Space

Spacial awareness is a skill I have not yet  mastered. Living in, Bronx, New York, in a neighborhood with people, who for the most part look like me, never led me to ask myself about how I took up space.

But what do I mean, when I talk about “taking up space?” Do I mean the fundamental physicalities of one’s body being in a particular environment? Do I mean the presence, impact and influence that someone leaves on their community, their society? Could I mean both?  When I think about how I take up space now, I am more aware of my mannerisms, my choice to speak in certain environments, how much room I create for others, and what influences I place on the world outside of me.

The dance lecture from Dr. Broomfield paired with Professor Amanda Roth’s Philosophy of Women’s course had helped me to ask myself how do I take up space as an African American young women. These experiences have made me reflect on how personal themes connect to the work and artwork of Steve Prince, a  printmaker, educator and evangelist from New Orleans, Louisiana, and the man of subject in the INTD 288 class marked The Art of Steve Prince.

When Steve Prince came on residency to Geneseo it was clear that he was a man who took up as much as he could, and to add, he felt comfortable in that space. Me however not so much. For instance I constantly contemplate my position in this secondary institution. Being in a class or social setting where I am constantly second guessing the words that I am using in order to explain myself is exhausting, but it’s what i’ve been doing my entire life to some degree . There is always that doubt of not being competent or not having a certain “level” of competence as my peers.

As an African American college student, in a school that is predominately white there is a lot of unfamiliarity that makes me uncomfortable at times. There are moments when I notice i’m the only African American person in a room, or  when in a meeting, or in a group. Race is the first difference that I notice but why is that? Why don’t I feel comfortable in certain spaces. Why do I create more space for others and allow myself to me shrunken down. When discussed in the context of both classes, we talk about the internalization and the teachings of subordination. In my philosophy class we had an introduction to the patriarchal world that has manifested itself into American society, it has also lead women to be at the feet of and to upmost practice the passive individual.

Growing up as a black young woman in a patriarchal society, where at the top white men rest, is something that I have well been aware of to an extent.

    Growing up as child I had not fantasized about being a white person for no reason, I had done so because they were the ones in the magazines, on tv, and in person were the ones seen as beautiful, intelligent, and desirable.
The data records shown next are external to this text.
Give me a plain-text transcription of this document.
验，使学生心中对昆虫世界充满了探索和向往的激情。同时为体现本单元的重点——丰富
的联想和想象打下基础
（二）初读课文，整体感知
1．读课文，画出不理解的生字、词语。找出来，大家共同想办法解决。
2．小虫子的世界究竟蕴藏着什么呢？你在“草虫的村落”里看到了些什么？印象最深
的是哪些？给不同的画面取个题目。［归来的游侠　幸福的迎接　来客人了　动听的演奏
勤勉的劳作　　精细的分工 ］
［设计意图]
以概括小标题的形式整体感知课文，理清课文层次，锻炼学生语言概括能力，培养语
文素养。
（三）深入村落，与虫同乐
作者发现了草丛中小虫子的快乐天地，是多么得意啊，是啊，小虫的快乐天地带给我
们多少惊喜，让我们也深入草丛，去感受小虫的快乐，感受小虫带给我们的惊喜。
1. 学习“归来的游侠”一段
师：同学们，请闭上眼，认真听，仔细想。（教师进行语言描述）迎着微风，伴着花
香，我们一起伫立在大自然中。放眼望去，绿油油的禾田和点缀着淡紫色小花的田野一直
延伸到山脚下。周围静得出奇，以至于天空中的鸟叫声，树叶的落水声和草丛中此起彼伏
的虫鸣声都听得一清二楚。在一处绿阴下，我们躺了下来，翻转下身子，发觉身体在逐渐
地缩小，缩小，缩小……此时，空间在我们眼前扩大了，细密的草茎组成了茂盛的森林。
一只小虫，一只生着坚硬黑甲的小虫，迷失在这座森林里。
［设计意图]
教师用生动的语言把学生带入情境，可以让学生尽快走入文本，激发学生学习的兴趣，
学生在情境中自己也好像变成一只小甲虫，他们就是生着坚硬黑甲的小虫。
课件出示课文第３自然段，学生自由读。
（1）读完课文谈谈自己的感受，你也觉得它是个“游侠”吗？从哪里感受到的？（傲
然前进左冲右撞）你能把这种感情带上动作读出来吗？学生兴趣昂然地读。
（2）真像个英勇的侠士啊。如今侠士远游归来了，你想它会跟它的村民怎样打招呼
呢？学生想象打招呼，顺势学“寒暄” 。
But if women were at the bottom of patriarchy, then where does that leave other groups who are non-white and why would I want to be a cog in such a machine? Why would I want to take up that societal space?.

Young women are  trained to take up less space. African Americans were  told to be nonexistent, i.e. to not be seen when company comes but do the work anyways. So where does that leave the African American women and every intersectional group that has been excluded from this narrative of demand, command, and power?  

I enjoy the artworks of Steve Prince because he is able to address the lasting influences of such a system and the unjust, subordinating spaces in which African Americans are forced to fill . For instance Prince’s piece  “Nine Little Indians” tells a story of the Little Rock 9 a reference to to the 9 African American children in 1957 Arkansas, who integrated the public school system. Generally speaking, school systems now are a result of the effort to push integration and diversity by many before us. This lack exposure of one group of people to another, and because of historical context, specifically segregation, slavery, all of these important aspects have and still influence the modern world we see now. Those events are the reasons why i’m the only African American in room full of 30.  Of why sometimes I choose to give more room to others, and play to the nonexistent role.

Beyond all the horrible institutional and patriarchal systems, there is still a choice in which I am given, where I have to be forceful and willing to disrupt the cycle.  Attending SUNY Geneseo, a predominantly white institution (PWI), has given me the opportunity to actively exercise that ability to stir change . Being here I plan to start taking up as much space as I can. I want to work on breaking the stifling cycles of the past, and recognizing that it can only be accomplished by talking about the world, and working against those factors meant to suppress, To continue resisting, and fighting.